Share Our Roads... |
A bit of history to begin this page would be in order I believe.
This page is for RVing rather than camping in its true form, so I will be saving a lot of space as I have been camping for sixty years now. From these years of experience I have become a 1%'er of a traveler. A lot of you will not adhere to our way of life, the fashion that we function as a pair of roadrunners, but then just mebbe a few might relate, at least in part.
Our first adventure in RVing, which it was not called back then, was in a modified '59 Ford station wagon. It was as rustic as a covered wagon, probably less comfortable but it got the job done. We used it primarily for fishing from different piers along the St. Lawrence River.
Some years later our daughter bought a 1972 VW Westfalia in Germany and we took off in it. This was a trip! Up on the Autobahn at 55 mph was absolutely leaving our destiny in the hands of other drivers who were passing us without even noticing us. We took that thing across the Swiss and Italian Alps, breezing up the switchbacks at a cool 10 mph. I remember in Munich there were fourteen Westies lined up in a campground, so tooling down the road at the speed of a little blue-haired old lady in a Buick was the accepted thing for us VW's.
Back home we found a clean 1975 Westfalia, which "needed a bit of work", said the owner. If you want to empty your bank account, try purchasing one of those old air-suckers...they will uphold their reputation, believe me, they not only suck air they can suck your billfold. That was a class vehicule though, and we kept it seven years and sold it just as the bailiff was coming up the walk! It was named ''Murphy's Law''.

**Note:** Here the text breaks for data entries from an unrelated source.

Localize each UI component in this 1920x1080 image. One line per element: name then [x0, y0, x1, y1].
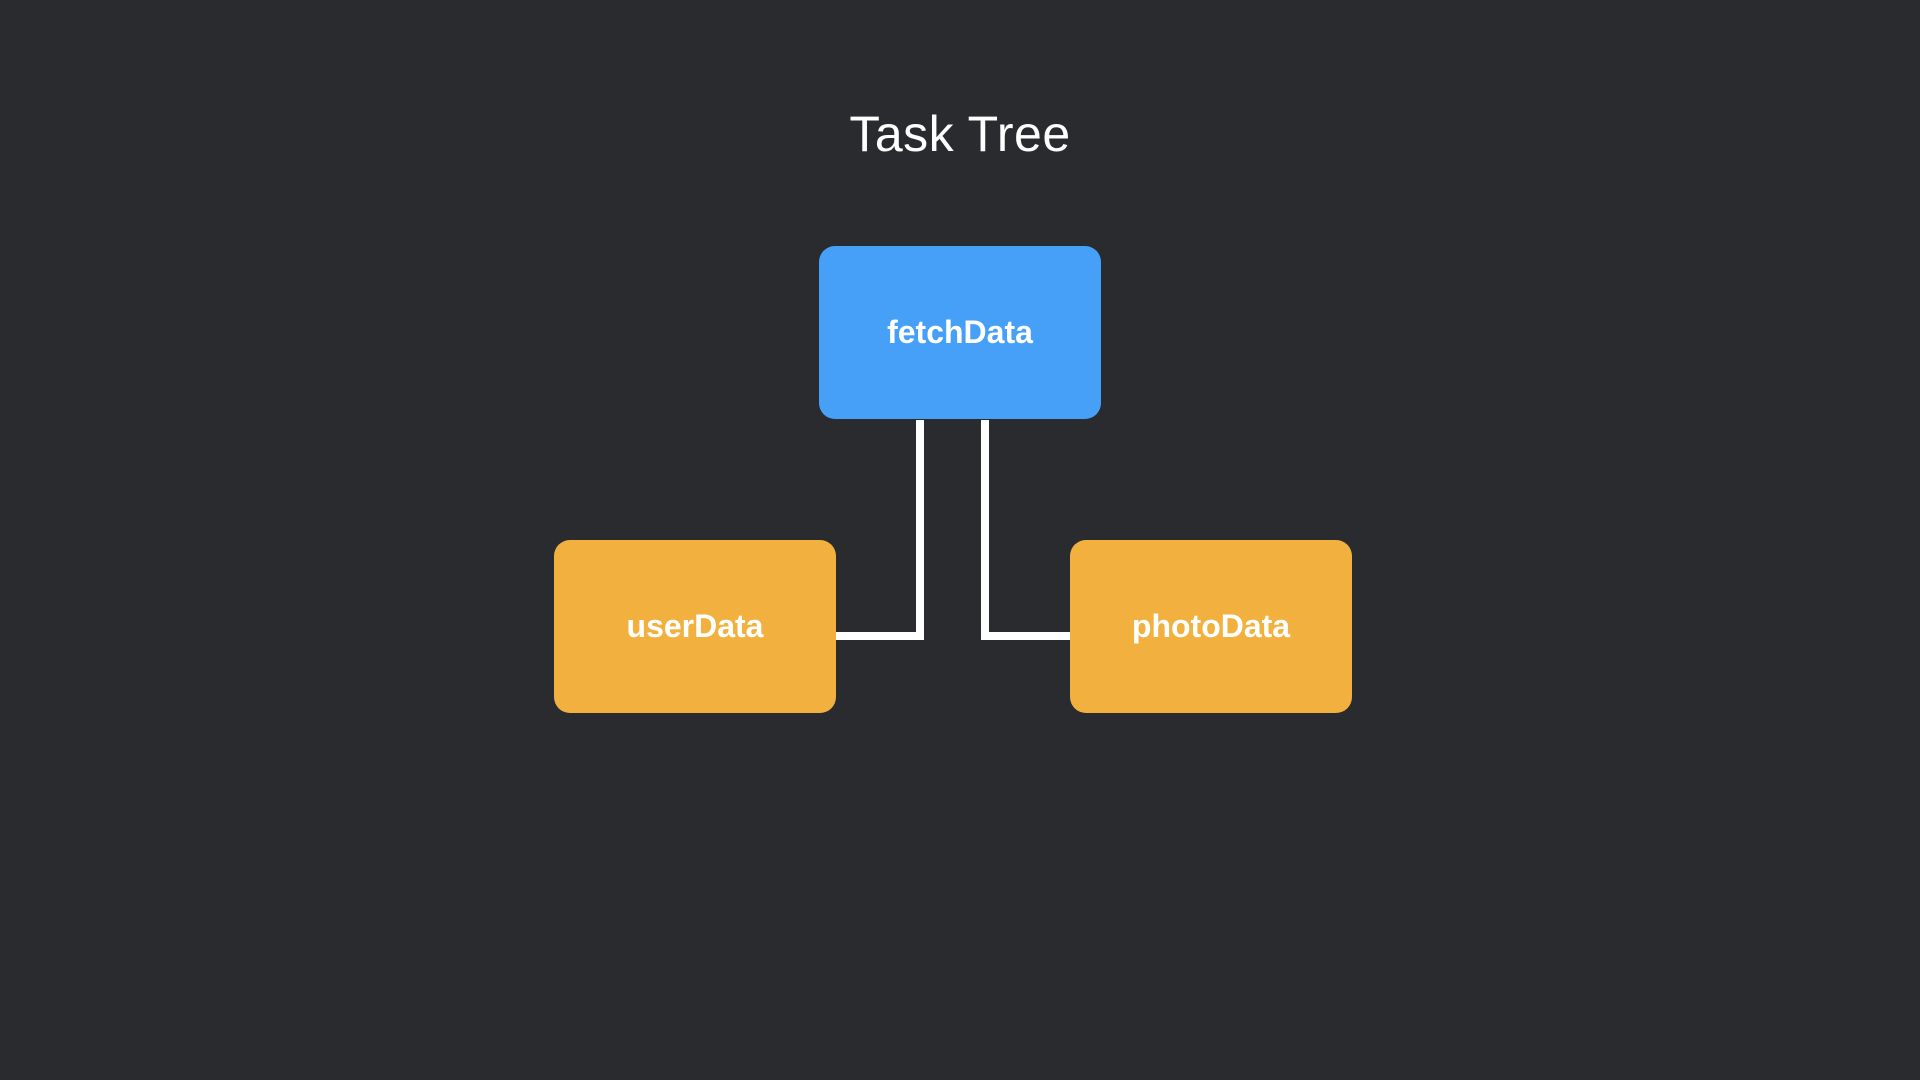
- diagram-title: Task Tree: [849, 106, 1071, 162]
- connector-fetchdata-photodata: [981, 420, 1070, 640]
- node-photodata-label: photoData: [1131, 608, 1291, 644]
- node-userdata-label: userData: [626, 608, 764, 644]
- node-photodata[interactable]: photoData: [1070, 540, 1352, 713]
- connector-fetchdata-userdata: [835, 420, 924, 640]
- node-fetchdata-label: fetchData: [887, 314, 1033, 350]
- node-userdata[interactable]: userData: [554, 540, 836, 713]
- node-fetchdata[interactable]: fetchData: [819, 246, 1101, 419]
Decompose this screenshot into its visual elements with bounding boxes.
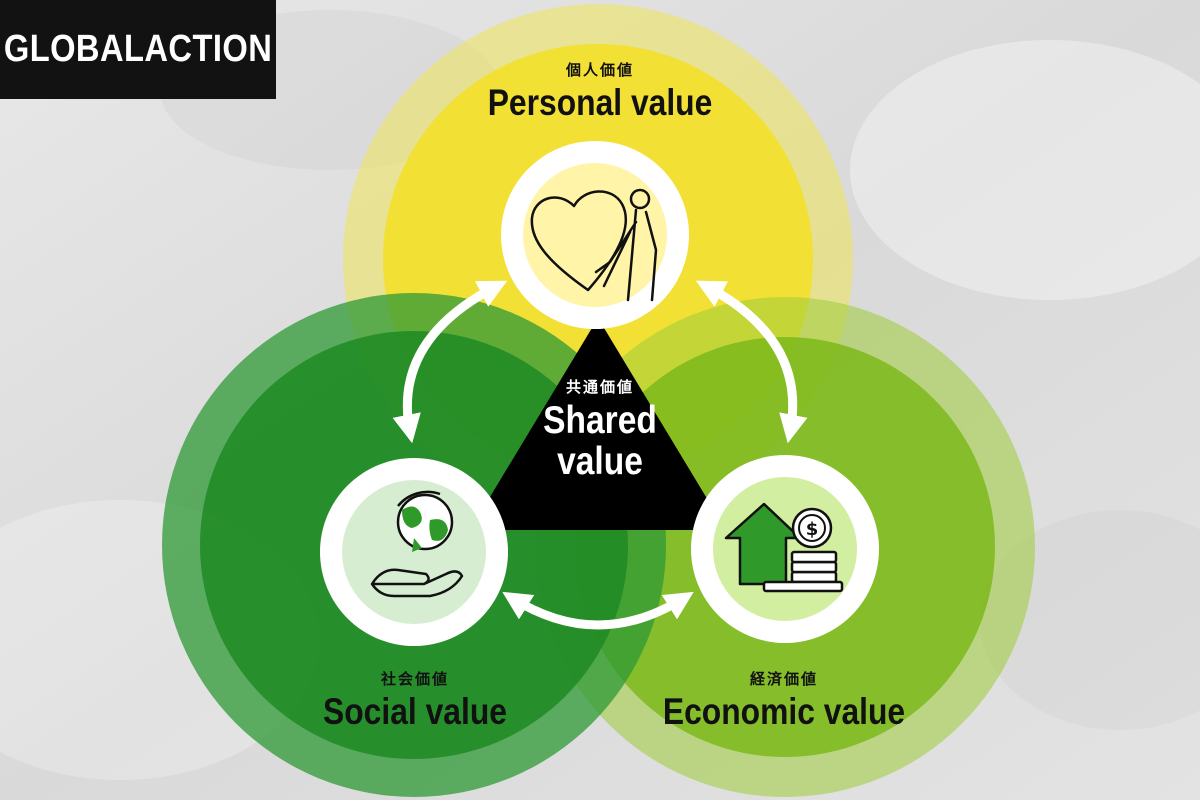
economic-value-label: 経済価値 Economic value bbox=[604, 670, 964, 732]
brand-logo-box: GLOBALACTION bbox=[0, 0, 276, 99]
personal-value-label: 個人価値 Personal value bbox=[420, 61, 780, 123]
arrow-social-economic bbox=[502, 591, 694, 630]
social-value-en: Social value bbox=[323, 691, 507, 732]
social-value-label: 社会価値 Social value bbox=[235, 670, 595, 732]
personal-value-ja: 個人価値 bbox=[565, 61, 634, 79]
economic-value-en: Economic value bbox=[662, 691, 906, 732]
shared-value-ja: 共通価値 bbox=[565, 378, 634, 396]
shared-value-triangle bbox=[470, 318, 726, 530]
svg-text:$: $ bbox=[806, 519, 819, 540]
shared-value-label: 共通価値 Shared value bbox=[500, 380, 700, 483]
economic-value-ja: 経済価値 bbox=[749, 670, 818, 688]
globe-in-hand-icon bbox=[320, 458, 508, 646]
shared-value-en: Shared value bbox=[543, 399, 657, 483]
personal-value-en: Personal value bbox=[487, 82, 713, 123]
heart-hug-icon bbox=[501, 141, 689, 329]
social-value-ja: 社会価値 bbox=[380, 670, 449, 688]
arrow-personal-economic bbox=[695, 280, 808, 444]
arrow-personal-social bbox=[392, 280, 508, 444]
growth-coins-icon: $ bbox=[691, 455, 879, 643]
brand-logo-text: GLOBALACTION bbox=[3, 28, 273, 70]
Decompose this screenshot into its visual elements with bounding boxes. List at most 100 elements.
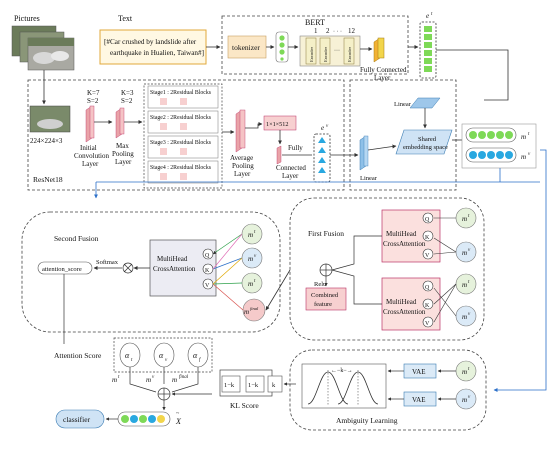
dim-label: 1×1×512 bbox=[266, 121, 288, 128]
softmax-label: Softmax bbox=[96, 259, 119, 266]
stage-1-label: Stage1 : 2Residual Blocks bbox=[150, 90, 212, 96]
attention-score-label: attention_score bbox=[42, 266, 82, 273]
kl-label: KL Score bbox=[230, 401, 259, 410]
combined-line1: Combined bbox=[311, 292, 339, 299]
conv-params-1: K=7 bbox=[87, 89, 100, 97]
kl-box-1 bbox=[221, 375, 241, 393]
image-embedding-dots bbox=[318, 137, 326, 173]
encoder-label-1: Encoder bbox=[309, 47, 314, 62]
bert-box bbox=[221, 15, 409, 75]
stage-1 bbox=[147, 85, 219, 109]
input-size-label: 224×224×3 bbox=[30, 137, 63, 145]
pool-label-1: Max bbox=[116, 142, 129, 150]
alpha-f-sub: f bbox=[199, 358, 201, 363]
ff-v2: V bbox=[425, 321, 430, 327]
kl-box-3 bbox=[267, 375, 283, 393]
vae-label-2: VAE bbox=[412, 396, 425, 404]
att-m-final: m bbox=[172, 376, 177, 384]
kl-val-3: k bbox=[272, 382, 276, 389]
linear-left-label: Linear bbox=[360, 175, 378, 182]
input-text-line1: [#Car crushed by landslide after bbox=[104, 38, 197, 46]
e-t-symbol: e bbox=[426, 12, 429, 20]
first-mha2-line2: CrossAttention bbox=[383, 308, 426, 316]
input-image bbox=[29, 105, 71, 133]
second-fusion-box bbox=[21, 211, 281, 333]
first-mha1-line2: CrossAttention bbox=[383, 240, 426, 248]
ff-m-v-2-sup: v bbox=[468, 312, 471, 317]
enc-num-1: 1 bbox=[314, 27, 318, 35]
alpha-links bbox=[129, 367, 199, 393]
encoder-label-2: Encoder bbox=[323, 47, 328, 62]
first-fusion-links bbox=[433, 217, 457, 323]
att-m-t: m bbox=[112, 376, 117, 384]
m-t-dots bbox=[469, 131, 513, 139]
kl-val-2: 1−k bbox=[248, 382, 259, 389]
pool-label-2: Pooling bbox=[112, 150, 134, 158]
ambiguity-box bbox=[289, 349, 487, 431]
alpha-box bbox=[113, 337, 213, 373]
first-inputs bbox=[455, 207, 477, 327]
e-t-sup: t bbox=[431, 12, 433, 17]
kl-box-2 bbox=[245, 375, 265, 393]
resnet-fc-label-3: Layer bbox=[282, 172, 299, 180]
ff-m-t-2: m bbox=[462, 281, 467, 289]
resnet-label: ResNet18 bbox=[33, 175, 63, 184]
resnet-fc-label-1: Fully bbox=[288, 144, 303, 152]
e-v-symbol: e bbox=[321, 124, 324, 132]
ff-v1: V bbox=[425, 253, 430, 259]
ff-q2: Q bbox=[425, 285, 430, 291]
second-fusion-title: Second Fusion bbox=[54, 234, 99, 243]
att-m-v: m bbox=[146, 376, 151, 384]
attention-score-pill bbox=[37, 261, 93, 275]
sf-m-t-1-sup: t bbox=[254, 230, 256, 235]
al-m-t-sup: t bbox=[468, 367, 470, 372]
enc-num-2: 2 bbox=[326, 27, 330, 35]
enc-num-12: 12 bbox=[348, 27, 356, 35]
first-fusion-box bbox=[289, 197, 485, 341]
alpha-t: α bbox=[125, 351, 130, 360]
classifier-label: classifier bbox=[63, 415, 91, 424]
stage-2-label: Stage2 : 2Residual Blocks bbox=[150, 115, 212, 121]
first-mha2-line1: MultiHead bbox=[386, 298, 417, 306]
second-mha-line1: MultiHead bbox=[157, 255, 188, 263]
first-fusion-title: First Fusion bbox=[308, 229, 344, 238]
encoder-blocks bbox=[305, 37, 355, 65]
resnet-box bbox=[27, 79, 345, 191]
second-fusion-links bbox=[212, 233, 244, 311]
second-k: K bbox=[205, 268, 210, 274]
text-embedding-dots bbox=[424, 26, 432, 72]
al-m-t: m bbox=[462, 368, 467, 376]
ff-m-v-1-sup: v bbox=[468, 248, 471, 253]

Then we went big time......sold all the duct tape we had acquired for the West, all the baling wire, the spare parts and bought a brand spanking new modified GMC Safari. This was heaven! I mean, it felt so good to put the key in the switch and not have to worry if it was going to fire up or not. We even had heat in there and no longer would school buses take us out in a drag at a streetlight. We took a trip across country to San Francisco. Forty-seven nights on the road, and it cost us fifty-one dollars in "sleeping fees". Never took a campground. Three years later we turned it in for a new one, much better equipped and a hundred thousand miles less on the odometer.